Much has been said about the far-flung variety of Larsen's sources of influence. Perhaps a more authentic work of Islamic architecture is possible. But even so, it should be remembered that the architects of the Islamic Empire themselves borrowed heavily from the traditions of the non-Moslem cultures they found wherever Islam spread. Perhaps Larsen's greatest service to Moslem architects, as well as to architects in the West, is to remind them of the true international dimensions of Islamic architecture itself, the best of which, like all great architecture, always involves a creative reworking of what has gone before, and is often the product of hybrid sources.
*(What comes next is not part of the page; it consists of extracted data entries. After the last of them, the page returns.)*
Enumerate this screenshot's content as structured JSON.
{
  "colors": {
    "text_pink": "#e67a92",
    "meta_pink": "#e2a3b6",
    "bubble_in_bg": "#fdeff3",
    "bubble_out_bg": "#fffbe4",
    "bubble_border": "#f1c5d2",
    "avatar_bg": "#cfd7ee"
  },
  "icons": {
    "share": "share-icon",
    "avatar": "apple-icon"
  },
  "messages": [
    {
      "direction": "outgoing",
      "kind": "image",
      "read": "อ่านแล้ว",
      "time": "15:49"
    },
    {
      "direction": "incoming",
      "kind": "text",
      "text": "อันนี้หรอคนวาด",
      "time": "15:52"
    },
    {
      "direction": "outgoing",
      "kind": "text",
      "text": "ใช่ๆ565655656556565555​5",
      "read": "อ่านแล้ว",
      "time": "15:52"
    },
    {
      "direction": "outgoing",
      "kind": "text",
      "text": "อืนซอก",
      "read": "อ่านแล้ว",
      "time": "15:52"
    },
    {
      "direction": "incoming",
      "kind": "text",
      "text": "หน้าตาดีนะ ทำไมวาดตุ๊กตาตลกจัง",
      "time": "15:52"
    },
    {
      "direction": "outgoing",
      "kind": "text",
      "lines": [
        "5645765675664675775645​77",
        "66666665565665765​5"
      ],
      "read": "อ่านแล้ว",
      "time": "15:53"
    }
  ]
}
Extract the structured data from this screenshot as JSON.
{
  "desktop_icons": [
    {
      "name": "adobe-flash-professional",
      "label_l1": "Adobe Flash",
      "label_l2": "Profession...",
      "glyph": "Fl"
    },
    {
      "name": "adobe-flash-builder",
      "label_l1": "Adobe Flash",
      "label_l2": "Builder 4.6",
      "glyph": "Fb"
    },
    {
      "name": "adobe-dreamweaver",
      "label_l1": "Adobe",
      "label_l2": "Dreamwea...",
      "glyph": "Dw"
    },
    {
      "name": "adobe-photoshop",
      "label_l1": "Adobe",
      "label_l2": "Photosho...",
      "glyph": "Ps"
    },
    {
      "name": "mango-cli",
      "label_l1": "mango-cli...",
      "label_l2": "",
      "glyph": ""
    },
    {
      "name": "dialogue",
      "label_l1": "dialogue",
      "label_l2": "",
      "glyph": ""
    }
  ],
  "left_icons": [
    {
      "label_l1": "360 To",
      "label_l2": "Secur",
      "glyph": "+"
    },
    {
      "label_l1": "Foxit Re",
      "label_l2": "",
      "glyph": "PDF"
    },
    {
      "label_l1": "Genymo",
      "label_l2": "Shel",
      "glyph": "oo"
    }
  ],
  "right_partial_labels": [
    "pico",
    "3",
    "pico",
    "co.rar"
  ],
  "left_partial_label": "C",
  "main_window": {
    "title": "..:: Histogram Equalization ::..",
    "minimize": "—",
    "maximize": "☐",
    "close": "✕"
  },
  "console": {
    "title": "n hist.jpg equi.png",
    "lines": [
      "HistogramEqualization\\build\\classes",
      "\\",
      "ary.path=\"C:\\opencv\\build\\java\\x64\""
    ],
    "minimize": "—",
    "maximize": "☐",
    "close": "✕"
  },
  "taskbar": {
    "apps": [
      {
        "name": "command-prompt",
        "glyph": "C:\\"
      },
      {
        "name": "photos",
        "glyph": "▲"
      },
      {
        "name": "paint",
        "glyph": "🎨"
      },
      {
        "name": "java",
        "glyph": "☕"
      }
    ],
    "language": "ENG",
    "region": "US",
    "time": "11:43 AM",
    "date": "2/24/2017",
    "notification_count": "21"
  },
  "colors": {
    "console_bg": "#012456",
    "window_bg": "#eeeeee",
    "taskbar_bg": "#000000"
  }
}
What counts finally is the way these diverse elements are assimilated together to produce a building able to stand on its own as a coherent work of architecture.

This Larsen brilliantly achieves to produce a unique addition to Arabian building. 'Regional architecture' does not have to mean only local elements of form. Larsen also manages to avoid the kind of self-conscious, but unassimilated 'quotations' much fancied by Post-Modernists. The historical references are there in abundance. But rather than jump at you, advertising the architect's cleverness, they are experienced as they should be, as part of the building. Perhaps, with buildings like this, we are at last beginning to emerge from all the fascinating but mostly trivial diversions of the past two decades to contemplate a more serious development. If so, then Larsen's MOFA will probably take its place as marking a turning point in twentieth-century world architecture.

From 'Larsen's hybrid masterpiece:
Ministry of Foreign Affairs, Riyadh, Saudi Arabia.'
The Architectural Review, July 1985, p. 39.

Henning Larsen is perhaps best known for his building for the Ministry of Foreign Affairs in Riyadh, Saudi Arabia, for which he won an Aga Khan Award last year. Recent major competition victories in the United Kingdom for the Compton Verney Opera and Churchill College, Cambridge, ensure his continued ascendency. Yet Larsen's path from industrialized building enthusiast through neo-classicism back to Modernism's roots is of as much interest as any specific design. Together, the Larsen oeuvre constitutes almost a record in itself of postwar experiments in Modern architecture. It also stands as a peculiarly native testament to those developments, for no matter what sources he assimilates, what emerges is nearly always stamped with the distinctive mark of Danish austerity.

From: 'Modernism in the Danish Manner'. Architectural Record, June 1990, pp. 77-83.